Specializing in gardening rather than general landscaping can raise both rates and enjoyment. Garden design consultations, planting seasonal containers, maintaining kitchen herb gardens, and helping clients develop pollinator-friendly yards all pay more per hour than mowing and attract clients who are invested in what you're doing. A good reputation in one neighborhood tends to spread organically, and supplies and equipment for basic work aren't expensive if you already have them.
Event and banquet staffing

Catering companies, event venues, hotels, conference centers, and wedding operators hire part-time staff for events on an as-needed basis. The work involves setting up tables and chairs, serving food and drinks, breaking down after events, or staffing registration and hospitality roles. Pay typically runs $15 to $25 an hour, and most events are evenings and weekends, which keeps your daytimes free.
This is often overlooked because it sounds like server work, but the role at many events is closer to hospitality ambassador or event support.

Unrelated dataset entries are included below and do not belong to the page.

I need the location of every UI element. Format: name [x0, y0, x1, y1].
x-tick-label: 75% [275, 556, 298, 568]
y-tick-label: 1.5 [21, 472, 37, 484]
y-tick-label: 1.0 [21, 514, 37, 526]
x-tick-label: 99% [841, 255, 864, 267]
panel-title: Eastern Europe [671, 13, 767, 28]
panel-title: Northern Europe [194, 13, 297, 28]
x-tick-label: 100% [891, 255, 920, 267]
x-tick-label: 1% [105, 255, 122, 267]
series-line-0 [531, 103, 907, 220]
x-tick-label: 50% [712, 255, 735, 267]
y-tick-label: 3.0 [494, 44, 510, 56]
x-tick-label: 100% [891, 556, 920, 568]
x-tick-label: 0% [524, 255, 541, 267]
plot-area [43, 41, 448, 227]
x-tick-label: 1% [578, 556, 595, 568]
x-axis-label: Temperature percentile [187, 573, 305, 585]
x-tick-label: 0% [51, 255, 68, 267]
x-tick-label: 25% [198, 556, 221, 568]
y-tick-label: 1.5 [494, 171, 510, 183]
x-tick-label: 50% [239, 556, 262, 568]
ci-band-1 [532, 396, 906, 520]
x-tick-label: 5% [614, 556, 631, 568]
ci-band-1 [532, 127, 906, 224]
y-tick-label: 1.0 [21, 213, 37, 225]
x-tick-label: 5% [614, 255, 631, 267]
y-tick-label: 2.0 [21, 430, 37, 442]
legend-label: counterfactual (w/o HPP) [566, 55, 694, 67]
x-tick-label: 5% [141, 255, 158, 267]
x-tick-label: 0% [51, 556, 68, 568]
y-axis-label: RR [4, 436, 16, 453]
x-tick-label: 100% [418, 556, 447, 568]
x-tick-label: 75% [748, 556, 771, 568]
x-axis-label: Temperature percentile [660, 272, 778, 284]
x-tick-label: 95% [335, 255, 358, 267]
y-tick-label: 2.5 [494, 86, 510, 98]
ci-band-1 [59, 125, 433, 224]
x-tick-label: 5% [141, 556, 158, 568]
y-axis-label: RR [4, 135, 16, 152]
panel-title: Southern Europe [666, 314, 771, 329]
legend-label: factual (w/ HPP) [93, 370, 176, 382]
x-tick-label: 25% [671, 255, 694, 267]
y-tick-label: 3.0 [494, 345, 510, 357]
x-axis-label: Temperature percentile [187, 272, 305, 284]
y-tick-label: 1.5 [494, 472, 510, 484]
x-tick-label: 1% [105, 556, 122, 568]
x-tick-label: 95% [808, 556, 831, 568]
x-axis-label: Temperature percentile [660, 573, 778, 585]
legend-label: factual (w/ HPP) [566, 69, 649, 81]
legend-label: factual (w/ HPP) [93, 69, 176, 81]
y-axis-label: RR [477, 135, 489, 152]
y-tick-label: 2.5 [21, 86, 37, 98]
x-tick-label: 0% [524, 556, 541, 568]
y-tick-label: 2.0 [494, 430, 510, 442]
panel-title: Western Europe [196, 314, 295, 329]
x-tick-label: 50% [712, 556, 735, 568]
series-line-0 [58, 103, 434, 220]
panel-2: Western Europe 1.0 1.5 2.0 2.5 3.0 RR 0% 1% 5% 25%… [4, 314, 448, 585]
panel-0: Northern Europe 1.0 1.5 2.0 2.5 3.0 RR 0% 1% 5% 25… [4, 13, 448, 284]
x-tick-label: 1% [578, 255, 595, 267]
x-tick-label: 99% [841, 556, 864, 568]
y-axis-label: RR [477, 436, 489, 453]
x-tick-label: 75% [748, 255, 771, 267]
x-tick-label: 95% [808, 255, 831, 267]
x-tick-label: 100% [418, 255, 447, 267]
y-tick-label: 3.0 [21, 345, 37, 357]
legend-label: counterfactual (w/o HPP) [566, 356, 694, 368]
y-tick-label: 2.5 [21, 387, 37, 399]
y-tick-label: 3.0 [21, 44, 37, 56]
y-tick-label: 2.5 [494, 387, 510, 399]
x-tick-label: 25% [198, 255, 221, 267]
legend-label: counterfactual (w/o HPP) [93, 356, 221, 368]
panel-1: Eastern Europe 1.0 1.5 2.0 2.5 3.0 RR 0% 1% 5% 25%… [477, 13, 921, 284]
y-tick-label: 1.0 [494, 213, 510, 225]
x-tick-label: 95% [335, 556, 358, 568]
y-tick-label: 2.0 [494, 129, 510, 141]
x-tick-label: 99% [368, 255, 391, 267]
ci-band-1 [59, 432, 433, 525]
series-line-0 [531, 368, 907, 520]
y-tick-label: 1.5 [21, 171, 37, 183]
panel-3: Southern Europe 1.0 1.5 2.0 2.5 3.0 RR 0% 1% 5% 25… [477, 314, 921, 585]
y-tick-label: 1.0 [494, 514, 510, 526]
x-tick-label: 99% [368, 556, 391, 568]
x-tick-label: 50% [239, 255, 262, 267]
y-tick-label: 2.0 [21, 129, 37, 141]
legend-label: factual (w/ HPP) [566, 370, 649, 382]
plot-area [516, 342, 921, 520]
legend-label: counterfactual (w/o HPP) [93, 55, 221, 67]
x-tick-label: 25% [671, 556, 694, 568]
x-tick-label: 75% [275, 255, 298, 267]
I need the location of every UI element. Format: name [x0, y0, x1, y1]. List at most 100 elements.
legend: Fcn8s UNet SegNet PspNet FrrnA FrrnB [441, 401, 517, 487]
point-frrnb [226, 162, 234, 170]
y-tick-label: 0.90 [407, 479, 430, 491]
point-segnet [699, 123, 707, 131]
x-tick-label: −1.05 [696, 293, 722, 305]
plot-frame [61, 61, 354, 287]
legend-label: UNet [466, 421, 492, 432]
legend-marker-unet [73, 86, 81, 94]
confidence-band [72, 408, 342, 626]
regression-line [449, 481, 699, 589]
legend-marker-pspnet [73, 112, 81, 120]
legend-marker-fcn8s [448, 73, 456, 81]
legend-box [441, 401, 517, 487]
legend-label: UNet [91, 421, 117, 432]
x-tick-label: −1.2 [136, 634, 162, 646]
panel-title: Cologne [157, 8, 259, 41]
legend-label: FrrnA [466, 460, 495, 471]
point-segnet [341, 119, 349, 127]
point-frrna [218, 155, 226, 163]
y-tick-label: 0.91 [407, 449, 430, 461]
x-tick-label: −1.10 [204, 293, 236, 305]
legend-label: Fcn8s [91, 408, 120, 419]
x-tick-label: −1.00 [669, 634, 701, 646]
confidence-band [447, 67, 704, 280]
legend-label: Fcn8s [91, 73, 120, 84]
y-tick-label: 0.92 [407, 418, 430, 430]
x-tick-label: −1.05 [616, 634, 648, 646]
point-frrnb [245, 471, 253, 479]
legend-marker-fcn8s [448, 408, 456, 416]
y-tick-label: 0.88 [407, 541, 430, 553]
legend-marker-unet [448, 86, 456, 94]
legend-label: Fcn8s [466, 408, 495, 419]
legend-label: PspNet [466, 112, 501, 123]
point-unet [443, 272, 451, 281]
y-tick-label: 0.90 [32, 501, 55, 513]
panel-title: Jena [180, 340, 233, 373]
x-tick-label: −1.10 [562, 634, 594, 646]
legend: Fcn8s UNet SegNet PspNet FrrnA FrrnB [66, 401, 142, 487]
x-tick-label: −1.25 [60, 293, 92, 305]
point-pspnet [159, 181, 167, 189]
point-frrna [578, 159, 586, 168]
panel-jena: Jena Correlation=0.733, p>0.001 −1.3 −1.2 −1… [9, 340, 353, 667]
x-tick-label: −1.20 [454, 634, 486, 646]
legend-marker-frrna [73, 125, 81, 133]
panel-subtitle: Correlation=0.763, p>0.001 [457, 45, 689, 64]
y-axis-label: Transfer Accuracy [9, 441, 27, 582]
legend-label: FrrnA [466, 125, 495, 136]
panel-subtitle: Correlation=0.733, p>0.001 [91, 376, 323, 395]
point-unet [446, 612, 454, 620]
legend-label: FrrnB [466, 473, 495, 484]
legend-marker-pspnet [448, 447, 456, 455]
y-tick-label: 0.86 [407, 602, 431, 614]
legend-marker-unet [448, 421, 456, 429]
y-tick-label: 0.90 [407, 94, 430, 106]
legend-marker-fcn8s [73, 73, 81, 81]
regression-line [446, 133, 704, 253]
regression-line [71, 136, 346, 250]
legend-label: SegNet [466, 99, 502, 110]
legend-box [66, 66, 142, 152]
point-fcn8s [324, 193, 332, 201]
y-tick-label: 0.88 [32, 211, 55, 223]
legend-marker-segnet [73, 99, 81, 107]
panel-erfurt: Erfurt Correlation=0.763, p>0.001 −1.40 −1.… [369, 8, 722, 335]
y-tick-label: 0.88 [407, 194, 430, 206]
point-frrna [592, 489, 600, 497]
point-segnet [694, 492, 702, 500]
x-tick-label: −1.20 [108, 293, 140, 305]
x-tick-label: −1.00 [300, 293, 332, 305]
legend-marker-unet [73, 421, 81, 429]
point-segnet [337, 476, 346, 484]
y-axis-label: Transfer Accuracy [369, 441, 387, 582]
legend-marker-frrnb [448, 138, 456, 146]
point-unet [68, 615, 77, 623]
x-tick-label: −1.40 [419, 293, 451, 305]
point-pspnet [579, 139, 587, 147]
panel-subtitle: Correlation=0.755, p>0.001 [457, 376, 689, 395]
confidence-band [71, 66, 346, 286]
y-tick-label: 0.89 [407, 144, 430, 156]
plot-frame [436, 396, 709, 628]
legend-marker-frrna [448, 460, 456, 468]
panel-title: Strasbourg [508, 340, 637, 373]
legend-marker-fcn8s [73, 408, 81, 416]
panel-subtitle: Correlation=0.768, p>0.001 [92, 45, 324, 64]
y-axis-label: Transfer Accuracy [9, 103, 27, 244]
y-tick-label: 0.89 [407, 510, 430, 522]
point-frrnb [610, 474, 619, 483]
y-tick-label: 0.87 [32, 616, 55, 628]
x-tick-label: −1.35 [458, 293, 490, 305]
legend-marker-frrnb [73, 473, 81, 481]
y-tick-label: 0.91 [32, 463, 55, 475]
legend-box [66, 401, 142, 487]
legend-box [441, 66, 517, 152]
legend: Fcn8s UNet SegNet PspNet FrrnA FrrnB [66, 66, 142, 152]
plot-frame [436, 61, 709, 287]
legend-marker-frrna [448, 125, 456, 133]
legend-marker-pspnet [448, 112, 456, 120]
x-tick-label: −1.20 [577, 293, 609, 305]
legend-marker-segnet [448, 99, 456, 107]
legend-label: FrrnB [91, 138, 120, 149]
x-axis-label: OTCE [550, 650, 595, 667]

Wine and food festivals, corporate product launches, trade shows, museum galas, and charity dinners all hire temporary staff who are presentable, personable, and comfortable around guests. Someone who spent a career dealing with people professionally often excels in these roles.
Event staffing agencies in most mid-size and larger cities maintain rosters of part-time workers they call for specific bookings. Getting on those rosters is usually a matter of applying, doing one or two jobs well, and becoming someone they reliably call back. The physical demands vary by event, from standing for a few hours at a reception to moving chairs and tables during setup, so knowing what you're signing up for before each booking is part of managing it well.